Macau’s casino business could makes its way elsewhere over the next decade after the government reiterated its stance on limiting table growth. Secretary for economy and finance, Francis Tam Pak Yuen, confirmed that the enclave’s government wouldn’t be loosening the 5,500-cap on live gaming tables. The agreement expires in 2013 and leaves room for only 121 tables over the next two years. Tam stated, “We said last year that the number of gaming tables will be maintained at 5,500 [until 2013]. It is still our goal to maintain that number and we are still on target.”
The comments don’t defeat the idea that it might be extended. Saying they are “still on target” leaves room for maneuver and if they see other nations capitalizing, it could be the signal to up their game and allow more tables.

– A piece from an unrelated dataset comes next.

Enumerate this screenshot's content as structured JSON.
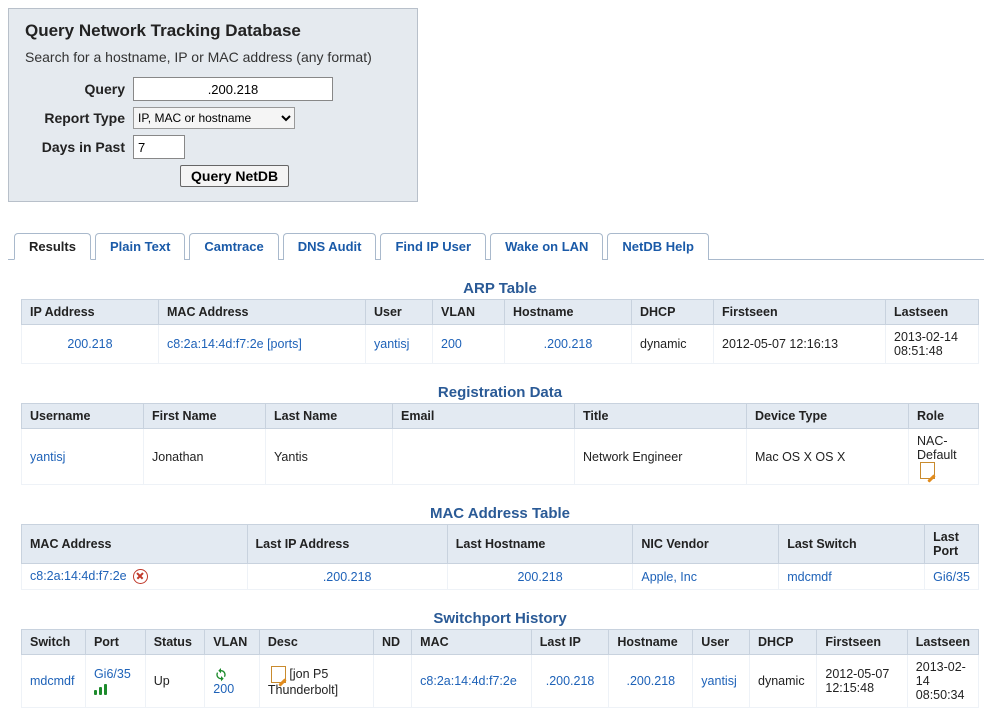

Under the current plan, table growth is limited to 3% each year. It means that further to the 121 tables that are up for grabs before 2013’s deadline there will be 165 allowed in the year following that and only small increases on that in the year’s following. Sands China has two casinos slated to open in 2012 and sweating is an understatement. Although we’re pretty sure if you’ve got a table you could get a hefty sum on eBay for it right now. They are rare after all.

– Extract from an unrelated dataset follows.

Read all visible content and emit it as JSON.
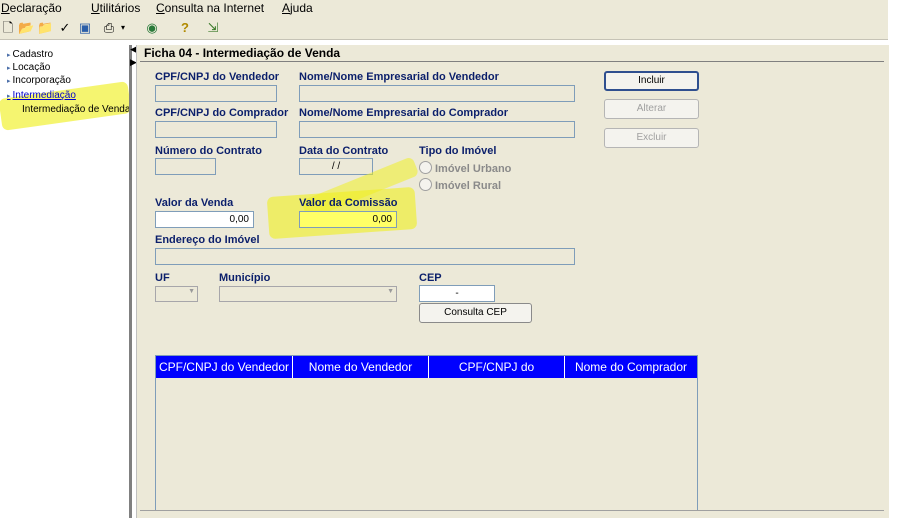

Ultimately, the number of tables decreasing will drive operators elsewhere and once more markets open up around the Chinese coastline, it’s only a matter of time before Macau loses its luster. For now, it’s the market leader and will stay that way for some time. The thing about being the market leader in the world’s largest market is that within reason you can stick your finger up at any question. They might want to start thinking of a better solution at some point soon. Up until now they’ve done quite the job in regulating and this could all be part of the master plan.